Here's What To Do If Your SO Values Their Fam’s Opinion Over Yours
Your family's opinion can be a powerful thing, depending on how close you are and how much you value their input. While that kind of connection can be wonderful, it can also put a damper on your relationships if your family doesn't approve of the person you're with. Even more difficult can be when you're on the other end of that equation and your partner values their family’s opinion over yours.
While there’s no denying that your partner favoring their family's opinion can become an issue in the relationship, it's also important to keep in mind how long you’ve been together, as Jenna Doherty, a Blush online life coach, tells Elite Daily. “If it’s early in the relationship, then I think it’s an appropriate boundary for your partner to take their family’s opinion more into account. But if you’re in a long-term, committed relationship and your partner values their family’s opinion more than yours, then it’s an indication of a bigger issue: lack of respect, lack of trust, lack of commitment are all possibilities,” she says.
If it’s the latter, Nicole Richardson, licensed marriage and family therapist, says you essentially have three options on how to deal with the situation: Try and discuss why you feel this is problematic, accept that your option does not seem to factor for your partner, or end the relationship," she tells Elite Daily. Richardson cautions against trying to eliminate your partner's family's influence altogether, however, since as she explains, asking someone to choose between you and their family is a losing prospect in most cases.

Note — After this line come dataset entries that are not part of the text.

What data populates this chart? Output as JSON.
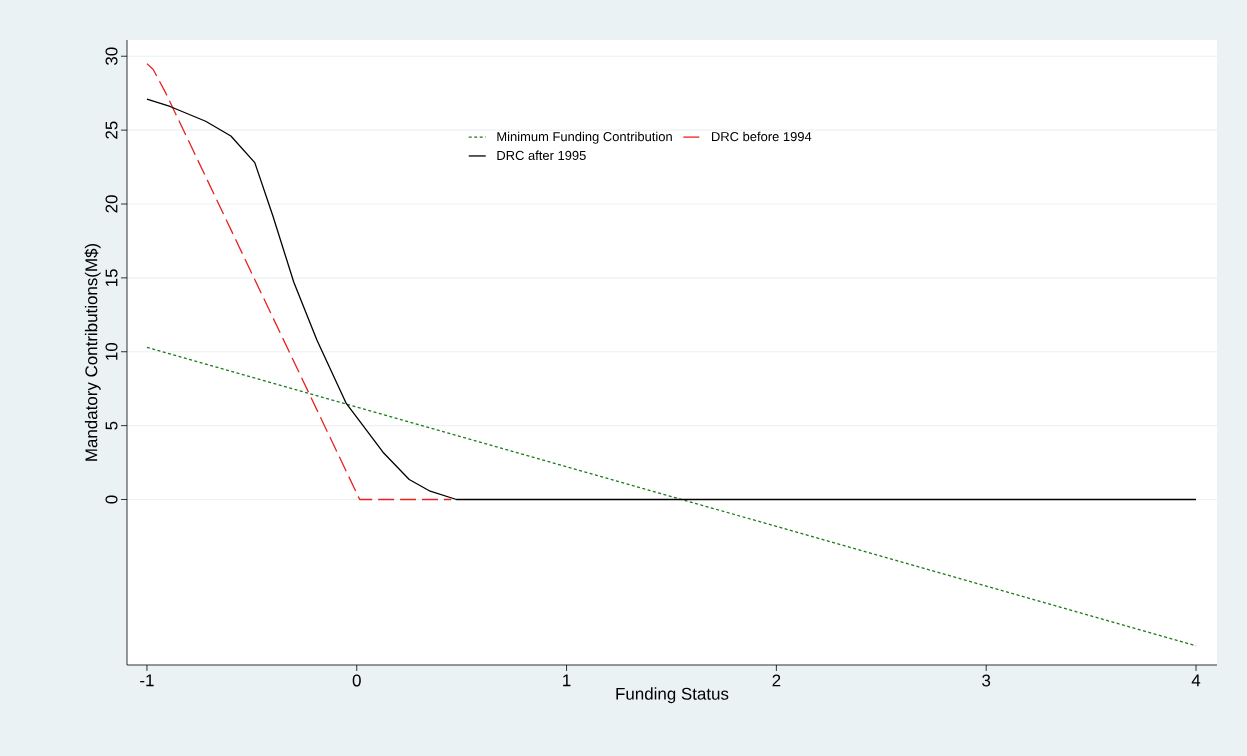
{
  "chart_data": {
    "type": "line",
    "xlabel": "Funding Status",
    "ylabel": "Mandatory Contributions(M$)",
    "xlim": [
      -1.095,
      4.1
    ],
    "ylim": [
      -11.2,
      31.1
    ],
    "xticks": [
      -1,
      0,
      1,
      2,
      3,
      4
    ],
    "yticks": [
      0,
      5,
      10,
      15,
      20,
      25,
      30
    ],
    "grid": "y",
    "legend": "top right",
    "series": [
      {
        "name": "Minimum Funding Contribution",
        "color": "#1a7a1a",
        "line_style": "dotted",
        "x": [
          -1,
          4
        ],
        "values": [
          10.3,
          -9.9
        ]
      },
      {
        "name": "DRC before 1994",
        "color": "#e8211e",
        "line_style": "dashed",
        "x": [
          -1,
          -0.97,
          -0.91,
          0.014,
          0.45
        ],
        "values": [
          29.5,
          29.1,
          27.5,
          0,
          0
        ]
      },
      {
        "name": "DRC after 1995",
        "color": "#000000",
        "line_style": "solid",
        "x": [
          -1,
          -0.89,
          -0.72,
          -0.6,
          -0.486,
          -0.4,
          -0.3,
          -0.19,
          -0.05,
          0.03,
          0.125,
          0.25,
          0.35,
          0.475,
          4
        ],
        "values": [
          27.1,
          26.6,
          25.6,
          24.6,
          22.8,
          19.2,
          14.7,
          10.8,
          6.5,
          5.0,
          3.2,
          1.35,
          0.56,
          0,
          0
        ]
      }
    ]
  }
}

When your partner routinely allows their family to overrule you, it can feel like the relationship is doomed, but Doherty says there’s still reason for hope. "I think any problem can be resolved if both parties want to work toward a mutually beneficial resolution," she explains. In that case, it's just going to come down to the two of you getting on the same page and becoming a team. "Relationships are an environment where people learn more about themselves and others, and sometimes what you’re learning is an area that needs improvement," says Doherty. If the current dynamic is bothering you, she suggests discussing how you're feeling with your partner. "If your partner gets defensive when you try to discuss the way they value their family’s opinions over yours, then ask them if they’re open to talking to a counselor. If your partner is open to talking about it, then share your thoughts and feelings,” she advises. “Help them to understand what you expect from a relationship and how this dynamic makes you feel. Pay close attention to how they respond, and how validated you feel."
Doherty says this may be more of an ongoing process, rather than something that can be resolved in just one conversation. "If nothing changes after you talk to your partner, then move to the next level of effort. If you’ve only talked about it casually, then talk about it seriously. If you’ve only talked seriously between the two of you, then get professional help with therapy in some form," she advises. But eventually, if you can't find a solution, it might be time to consider one more option: This relationship just isn't the right fit for you. And that's OK, too. In that case, Doherty says to ask yourself: “Is your partner trying to change? If so, are you willing to let this be a work in progress? Is your partner unable or unwilling to change? If so, you may want to find someone who respects you and shares similar cultural values.”
If you're still not sure what to do, Doherty's advice is to practice some self-reflection and trust your instincts. "Especially when you and your partner reach a level of commitment in the relationship," she says. "If you’re still counting dates, it’s probably too early. If you’re discussing a future together and this issue is coming up, then hit pause for yourself. Not only is this a potential red flag, it’s possibly the tip of the iceberg. Someone who truly values their family’s opinion over yours is someone who isn’t in a committed partnership built on mutual and equal respect. Metaphorically, they still have themselves firmly planted in their family of origin rather than branching out to start a new family with you."
But before you panic and pull the plug, take a breath. There are plenty of steps before you reach that extreme option, and they begin with just being honest with your partner about how you’re feeling and what you need from them. These kinds of conversations are rarely comfortable or easy, but they do have the potential to bring you closer together. Whatever the outcome, just know you’re worth having the kind of relationship that meets your needs. Just do what feels right for you.